Add json file with HW capability

Egor-Krivov · Egor-Krivov · commit 8fbc416281cf · 2025-11-19T15:22:10.000Z
diff --git a/benchmarks/gpu_info.json b/benchmarks/gpu_info.json
@@ -0,0 +1,19 @@
+{
+  "_comment": "GPU -> [BF16/FP16 DPAS TFLOPs , Memory bandwidth GB/s]",
+  "Intel(R) Data Center GPU Max 1100": [
+    355.53,
+    1228.80
+  ],
+  "Intel(R) Data Center GPU Max 1550": [
+    419.43,
+    3276.8
+  ],
+  "Intel(R) Arc(TM) B580 Graphics": [
+    116.74,
+    456.0
+  ],
+  "Intel(R) Arc(TM) B570 Graphics": [
+    103.22,
+    380.0
+  ]
+}
diff --git a/benchmarks/triton_kernels_benchmark/benchmark_testing.py b/benchmarks/triton_kernels_benchmark/benchmark_testing.py
@@ -1,6 +1,7 @@
 from __future__ import annotations
 
 from abc import ABC, abstractmethod
+import re
 from typing import Callable, ClassVar, Dict, Optional, List, Tuple, Union, Set
 from collections.abc import Iterable
 from enum import Enum
@@ -13,8 +14,10 @@
 import datetime
 import os
 import time
+from pathlib import Path
 
 import scipy.stats
+import numpy as np
 import pandas as pd
 import matplotlib.pyplot as plt
 
@@ -335,6 +338,30 @@ def filter_providers(
     return supported_providers
 
 
+def get_gpu_info():
+    device_name = torch.xpu.is_available() and torch.xpu.get_device_name()
+    if device_name is None:
+        print("Couldn't read device name.")
+        return None, None
+
+    # benchmarks/triton_kernels_benchmark/benchmark_testing.py -> benchmarks/gpu_info.json
+    current_dir = Path(__file__).parent.resolve()

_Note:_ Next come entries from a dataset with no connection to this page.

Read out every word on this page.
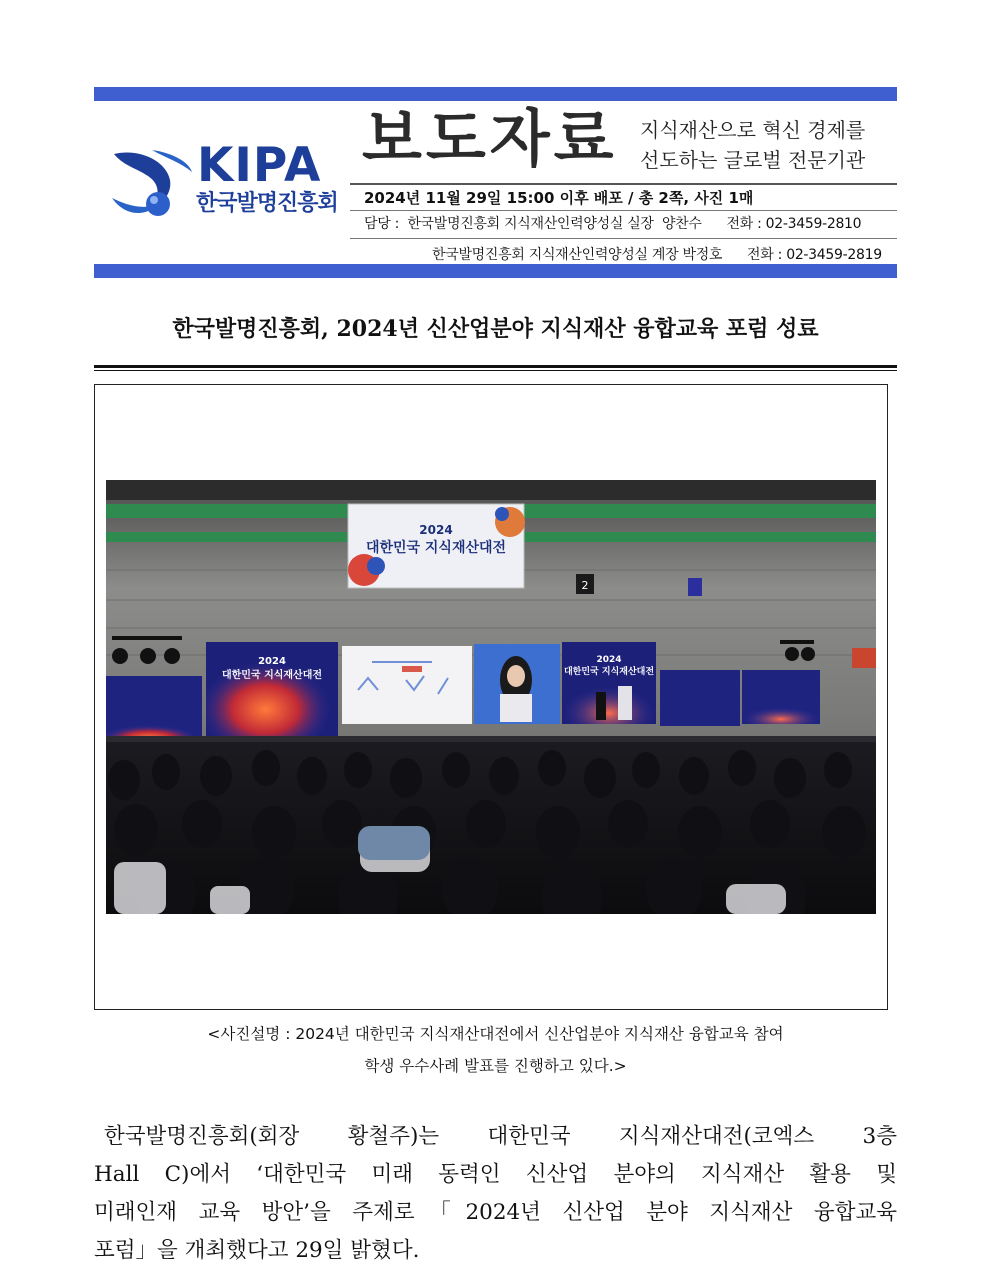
KIPA
한국발명진흥회
보도자료 지식재산으로 혁신 경제를
선도하는 글로벌 전문기관
2024년 11월 29일 15:00 이후 배포 / 총 2쪽, 사진 1매
담당 :  한국발명진흥회 지식재산인력양성실 실장  양찬수      전화 : 02-3459-2810
한국발명진흥회 지식재산인력양성실 계장 박정호      전화 : 02-3459-2819
한국발명진흥회, 2024년 신산업분야 지식재산 융합교육 포럼 성료
2024
대한민국 지식재산대전
2
2024
대한민국 지식재산대전
2024
대한민국 지식재산대전
<사진설명 : 2024년 대한민국 지식재산대전에서 신산업분야 지식재산 융합교육 참여
학생 우수사례 발표를 진행하고 있다.>

한국발명진흥회(회장 황철주)는 대한민국 지식재산대전(코엑스 3층

Hall C)에서 ‘대한민국 미래 동력인 신산업 분야의 지식재산 활용 및

미래인재 교육 방안’을 주제로「2024년 신산업 분야 지식재산 융합교육

포럼」을 개최했다고 29일 밝혔다.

+    gpu_info_path = current_dir.parent / "gpu_info.json"
+
+    if not gpu_info_path.exists():
+        print(f"Warning: '{gpu_info_path}' not found.")

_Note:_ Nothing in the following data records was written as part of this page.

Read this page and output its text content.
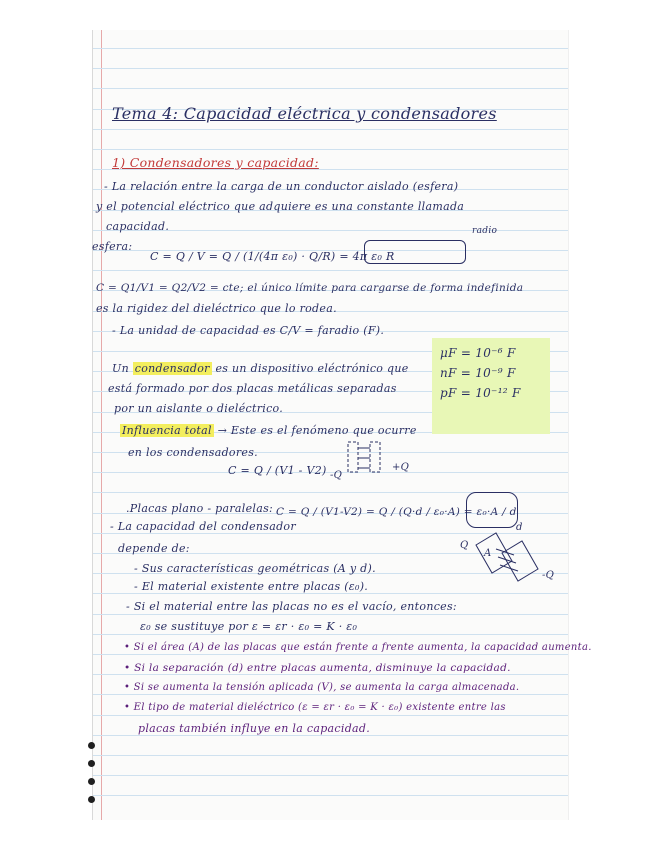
μF = 10⁻⁶ F
nF = 10⁻⁹ F
pF = 10⁻¹² F
Tema 4: Capacidad eléctrica y condensadores
1) Condensadores y capacidad:
- La relación entre la carga de un conductor aislado (esfera)
y el potencial eléctrico que adquiere es una constante llamada
capacidad.
esfera:
C = Q / V = Q / (1/(4π ε₀) · Q/R) = 4π ε₀ R
radio
C = Q1/V1 = Q2/V2 = cte; el único límite para cargarse de forma indefinida
es la rigidez del dieléctrico que lo rodea.
- La unidad de capacidad es C/V = faradio (F).
Un condensador es un dispositivo eléctrónico que
está formado por dos placas metálicas separadas
por un aislante o dieléctrico.
Influencia total → Este es el fenómeno que ocurre
en los condensadores.
C = Q / (V1 - V2) -Q
+Q
.Placas plano - paralelas: C = Q / (V1-V2) = Q / (Q·d / ε₀·A) = ε₀·A / d
- La capacidad del condensador
depende de:
- Sus características geométricas (A y d).
- El material existente entre placas (ε₀).
Q
A
d
-Q
- Si el material entre las placas no es el vacío, entonces:
ε₀ se sustituye por ε = εr · ε₀ = K · ε₀
• Si el área (A) de las placas que están frente a frente aumenta, la capacidad aumenta.
• Si la separación (d) entre placas aumenta, disminuye la capacidad.
• Si se aumenta la tensión aplicada (V), se aumenta la carga almacenada.
• El tipo de material dieléctrico (ε = εr · ε₀ = K · ε₀) existente entre las
placas también influye en la capacidad.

+        return None, None
+
+    with open(gpu_info_path, "r", encoding="utf-8") as f:
+        gpu_info = json.load(f)
+
+    if device_name not in gpu_info:
+        print(f"Warning: Device '{device_name}' not found in {gpu_info_path}")
+        return None, None
+
+    return gpu_info[device_name]
+
+
 def perf_report(benchmarks):
     """
     Mark a function for benchmarking. The benchmark can then be executed by using the :code:`.run` method on the return value.
@@ -351,8 +378,7 @@ class MarkArgs:
     reports: str = ""
     n_runs: int = 1
     brief: bool = False
-    hw_gbps: float = None
-    hw_tflops: float = None
+    eff: bool = False
 
     @staticmethod
     def load_cli_args() -> MarkArgs:
@@ -377,29 +403,44 @@ def load_cli_args() -> MarkArgs:
             help="Print only mean values without min, max, CV.",
         )
         parser.add_argument(
-            "--hw_gbps",
-            type=float,
-            help="Hardware bandwidth in GB/s to calculate efficiency.",
-        )
-        parser.add_argument(
-            "--hw_tflops",
-            type=float,
-            help="Hardware peak performance in TFLOPS to calculate efficiency.",
+            "--eff",
+            "-e",
+            action="store_true",
+            help="Print HW utilization, will use internal database from 'gpu_info.json'.",
         )
         args = parser.parse_args()
-        return MarkArgs(args.reports, args.n_runs, args.brief, args.hw_gbps, args.hw_tflops)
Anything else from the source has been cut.